O projeto “Eu sou gay” tem um objetivo claro: combater a homofobia. A campanha prega a solidariedade em resposta à violência que fere e mata pessoas que pertencem às minorias de forma geral, e em especial os gays. Esse trecho resume bem o espírito do projeto:
“Ser gay é uma questão de posicionamento e atitude diante desse mundo tão miseravelmente cheio de raiva. Ser gay é ter o seu direito negado. É ser interrompido. Quantos de nós não nos reconhecemos assim? Quero então compartilhar essa ideia com todos. Sejamos gays.”
Mas colocar um valor como a solidariedade para se pavimentar o caminho contra a homofobia não é garantia de sucesso absoluto. O projeto gerou muita controvérsia! Vou listar algumas das repercussões que achei interessantes.
1. Um internauta que se dizia gay criticou a falta de foco da campanha pelo fato de ela abarcar outras minorias. Será mesmo? Eu acho é que as outras minorias é que perderam a visibilidade, o lado gay da campanha foi o que mais repercutiu.
2. Algumas pessoas heterossexuais relataram o medo de se expor numa foto com a frase “Eu Sou Gay”, alegando que poderiam sofrer alguma violência pelo fato de ostentar a frase para uma campanha dessa natureza. Isso só atesta a necessidade da campanha, né? Se sair numa foto com a frase é considerado um perigo, imagina ser assim todos os dias da vida?!
3. Um número expressivo de pessoas (heterossexuais e gays assumidos) se sentiram desconfortáveis com a frase “Eu Sou Gay” pelo fato de ela reduzir a questão, quando o ideal seria que a campanha defendesse o respeito à diversidade. O argumento foi brilhantemente exposto pelo @prenass – lei aqui o post Eu não sou gay – eu respeito a diferença. Concordo em partes com o @prenass. Mas creio que esse foi um risco assumido pelos idealizadores da campanha: reduzir para poder ganhar em impacto. Se o mote fosse só o respeito à diversidade, sem envolver diretamente a participação do internauta, o projeto certamente perderia em impacto. O que, é bom registrar, não invalida essa crítica levantada pelo @prenass! Acho que esse mote da diversidade pode ser um desdobramento dessa campanha, por que não?
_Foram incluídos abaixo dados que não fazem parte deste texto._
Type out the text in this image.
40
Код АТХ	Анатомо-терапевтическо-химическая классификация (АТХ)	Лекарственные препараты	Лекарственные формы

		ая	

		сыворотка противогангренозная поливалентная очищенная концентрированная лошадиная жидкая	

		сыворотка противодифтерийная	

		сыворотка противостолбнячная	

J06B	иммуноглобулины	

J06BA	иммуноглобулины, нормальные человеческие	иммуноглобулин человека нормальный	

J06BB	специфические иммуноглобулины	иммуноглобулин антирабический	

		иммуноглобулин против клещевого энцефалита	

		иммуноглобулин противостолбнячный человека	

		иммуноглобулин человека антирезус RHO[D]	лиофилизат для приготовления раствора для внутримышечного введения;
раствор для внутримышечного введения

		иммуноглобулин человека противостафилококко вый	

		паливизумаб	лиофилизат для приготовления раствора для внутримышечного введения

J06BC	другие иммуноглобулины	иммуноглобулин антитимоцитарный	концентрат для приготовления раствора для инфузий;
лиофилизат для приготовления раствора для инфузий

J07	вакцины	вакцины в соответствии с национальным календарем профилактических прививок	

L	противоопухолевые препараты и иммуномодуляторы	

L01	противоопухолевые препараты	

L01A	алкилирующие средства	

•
4. Li poucas reações homofóbicas em geral (mensagens de ódio), uma ou outra mensagem advertindo que o projeto poderia funcionar como uma apologia ao comportamento gay e opiniões dessa linha. Acredito que reações desse tipo são até esperadas, diante de um tema tão tabu como esse.
Sim, o projeto tem um milhão de controvérsias, mas conseguiu pautar a mídia e se espalhar pelo twitter. Além desse mérito, que não é pequeno tendo em vista esse tema ainda espinhoso pra nossa sociedade, o projeto segue fazendo algumas pessoas saírem das suas zonas de conforto, seja para criticar a campanha, seja para aderir, fazer foto, colocar a cara a tapa, conversar com amigos e familiares sobre o assunto.
Balanço
Ao contrário de outras campanhas em favor da diversidade que tenho visto por aí, essa campanha convida as pessoas a exercitarem a empatia, ou seja, a trazer para o lado pessoal e afetivo essa experiência de ser gay em sociedade. O que é bem diferente de obrigar alguém a ser gay, ressalte-se. E na minha opinião essa “pegada” contribui muito para o movimento LGBT! Não dá pra querer que de uma hora pra outra as pessoas passem a respeitar os gays, “automagicamente”, “racionalmente” se elas passaram a vida toda sendo ensinadas emocionalmente, afetivamente e racionalmente que a homossexualidade é um comportamento reprovável, indigno, intolerável. Toda tentativa de trazer o tema para a esfera pessoal e afetiva é saudável. Enquanto a diversidade for tratada como um problema só do “outro”, pouca gente vai realmente se mobilizar. O respeito à diversidade é uma tarefa de todos, independentemente da orientação sexual.